BUSINESSART: Heute gibt es viele Hilfsmittel, wie die Handy-Sprachfunktion. Wo brauchen Sie noch Unterstützung?

Julian M. Hadschieff: Beim Mails lesen beispielsweise. Frau Urban, meine Sekretärin, – sie begleitet mich seit 23 Jahren – liest sie mir auf der Fahrt ins Büro telefonisch vor und wir besprechen die weitere Bearbeitung. Auf sie kann ich mich 100prozentig verlassen. Oder in einer fremden Umgebung – da gehe ich langsamer, damit ich nicht andere Menschen über den Haufen remple. (lacht)

BUSINESSART: Spielt Nachhaltigkeit in Ihrem Unternehmen eine Rolle?

Julian M. Hadschieff: Nachhaltigkeit spielt eine große Rolle, auch wenn wir nicht viel darüber reden. Persönlich ist mir wichtig, dass ich, wenn ich mal in Pension gehe, guten Gewissens der Welt begegnen kann.Für unser Unternehmen denken wir in Jahrzehnten und Generationen – dadurch handelt man automatisch nachhaltig. Dauerhafter wirtschaftlicher Erfolg entsteht nur durch die Investition in gute MitarbeiterInnen und Gebäude; das sichert Bestand und Weiterentwicklung. Das ist gelebte Nachhaltigkeit.

Aktuell unterstützen wir für drei Jahre die Organisation „Licht für die Welt“ indem wir Graue-Star-Operationen finanzieren, die Menschen in Afrika das Augenlicht wieder schenken.
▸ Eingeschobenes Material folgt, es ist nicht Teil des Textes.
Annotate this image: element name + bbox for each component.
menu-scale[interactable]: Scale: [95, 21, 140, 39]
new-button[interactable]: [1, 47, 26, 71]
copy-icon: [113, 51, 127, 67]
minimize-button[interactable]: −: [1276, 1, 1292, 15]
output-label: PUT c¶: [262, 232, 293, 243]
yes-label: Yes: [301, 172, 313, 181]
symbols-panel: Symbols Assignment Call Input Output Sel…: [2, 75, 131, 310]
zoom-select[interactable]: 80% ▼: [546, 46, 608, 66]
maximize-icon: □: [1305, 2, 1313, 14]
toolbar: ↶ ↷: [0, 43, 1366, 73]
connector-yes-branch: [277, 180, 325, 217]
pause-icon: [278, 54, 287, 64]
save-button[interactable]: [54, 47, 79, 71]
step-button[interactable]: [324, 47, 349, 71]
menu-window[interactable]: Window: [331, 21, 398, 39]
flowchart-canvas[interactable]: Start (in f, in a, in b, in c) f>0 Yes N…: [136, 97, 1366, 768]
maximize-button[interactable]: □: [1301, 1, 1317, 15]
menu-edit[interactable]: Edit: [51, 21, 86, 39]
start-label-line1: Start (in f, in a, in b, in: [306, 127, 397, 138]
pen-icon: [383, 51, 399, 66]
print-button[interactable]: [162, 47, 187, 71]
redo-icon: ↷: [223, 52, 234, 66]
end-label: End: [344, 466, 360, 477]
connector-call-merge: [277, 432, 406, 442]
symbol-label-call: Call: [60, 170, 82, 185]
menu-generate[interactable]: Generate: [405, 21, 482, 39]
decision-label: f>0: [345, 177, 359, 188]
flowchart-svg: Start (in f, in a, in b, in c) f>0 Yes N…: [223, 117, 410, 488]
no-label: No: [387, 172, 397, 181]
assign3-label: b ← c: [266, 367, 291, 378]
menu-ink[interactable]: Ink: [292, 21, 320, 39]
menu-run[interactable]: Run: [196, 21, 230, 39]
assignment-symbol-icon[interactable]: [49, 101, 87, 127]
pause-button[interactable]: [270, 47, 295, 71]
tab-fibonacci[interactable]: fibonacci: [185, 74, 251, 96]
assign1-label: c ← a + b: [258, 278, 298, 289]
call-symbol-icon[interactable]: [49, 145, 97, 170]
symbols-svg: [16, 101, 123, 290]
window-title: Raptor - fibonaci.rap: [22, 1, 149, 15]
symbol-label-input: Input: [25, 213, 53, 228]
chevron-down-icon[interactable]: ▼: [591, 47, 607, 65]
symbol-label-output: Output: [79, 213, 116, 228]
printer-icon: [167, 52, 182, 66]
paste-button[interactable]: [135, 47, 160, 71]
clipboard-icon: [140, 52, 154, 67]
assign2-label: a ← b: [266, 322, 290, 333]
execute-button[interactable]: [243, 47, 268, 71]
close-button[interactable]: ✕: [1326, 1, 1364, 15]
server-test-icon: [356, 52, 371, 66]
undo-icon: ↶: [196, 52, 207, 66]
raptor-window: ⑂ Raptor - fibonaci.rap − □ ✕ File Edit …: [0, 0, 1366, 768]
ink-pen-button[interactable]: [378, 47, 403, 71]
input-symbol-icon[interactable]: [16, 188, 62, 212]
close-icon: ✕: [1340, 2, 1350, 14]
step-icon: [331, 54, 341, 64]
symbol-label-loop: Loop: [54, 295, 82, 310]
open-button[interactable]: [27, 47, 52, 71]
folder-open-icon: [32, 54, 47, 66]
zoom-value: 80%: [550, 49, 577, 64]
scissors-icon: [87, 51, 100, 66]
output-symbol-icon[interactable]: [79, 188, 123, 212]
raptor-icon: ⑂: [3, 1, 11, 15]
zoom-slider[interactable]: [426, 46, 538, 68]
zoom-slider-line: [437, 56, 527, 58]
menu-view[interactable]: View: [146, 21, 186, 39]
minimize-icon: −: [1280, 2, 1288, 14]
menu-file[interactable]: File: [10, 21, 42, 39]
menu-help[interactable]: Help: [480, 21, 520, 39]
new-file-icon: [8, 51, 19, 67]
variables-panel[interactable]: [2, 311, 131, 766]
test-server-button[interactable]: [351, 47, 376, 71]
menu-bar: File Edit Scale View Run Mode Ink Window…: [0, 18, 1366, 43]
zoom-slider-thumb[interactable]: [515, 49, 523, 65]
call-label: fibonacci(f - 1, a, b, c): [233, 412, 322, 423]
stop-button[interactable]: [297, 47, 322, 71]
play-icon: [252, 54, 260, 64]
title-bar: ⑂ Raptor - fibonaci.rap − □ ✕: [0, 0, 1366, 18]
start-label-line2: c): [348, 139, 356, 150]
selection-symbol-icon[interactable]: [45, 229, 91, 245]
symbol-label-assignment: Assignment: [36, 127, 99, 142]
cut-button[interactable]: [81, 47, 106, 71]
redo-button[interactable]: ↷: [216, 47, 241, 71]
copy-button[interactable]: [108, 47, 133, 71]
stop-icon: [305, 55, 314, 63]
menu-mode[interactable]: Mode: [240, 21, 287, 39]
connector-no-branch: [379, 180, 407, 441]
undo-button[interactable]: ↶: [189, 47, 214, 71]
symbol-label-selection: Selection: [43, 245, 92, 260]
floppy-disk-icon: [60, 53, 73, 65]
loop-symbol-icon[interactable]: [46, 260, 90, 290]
Gerade in Entwicklungsländern hätten diese Menschen sonst kaum eine Chance.

BUSINESSART: Ein abschließender Gedanke

Julian M. Hadschieff: Jeder Mensch findet an sich etwas, das nicht passt. Wir sollten aber vielmehr in Dankbarkeit und Demut darüber nachdenken, wie gut es uns geht und einen Beitrag leisten, mit dem man die Welt ein bisschen besser machen kann.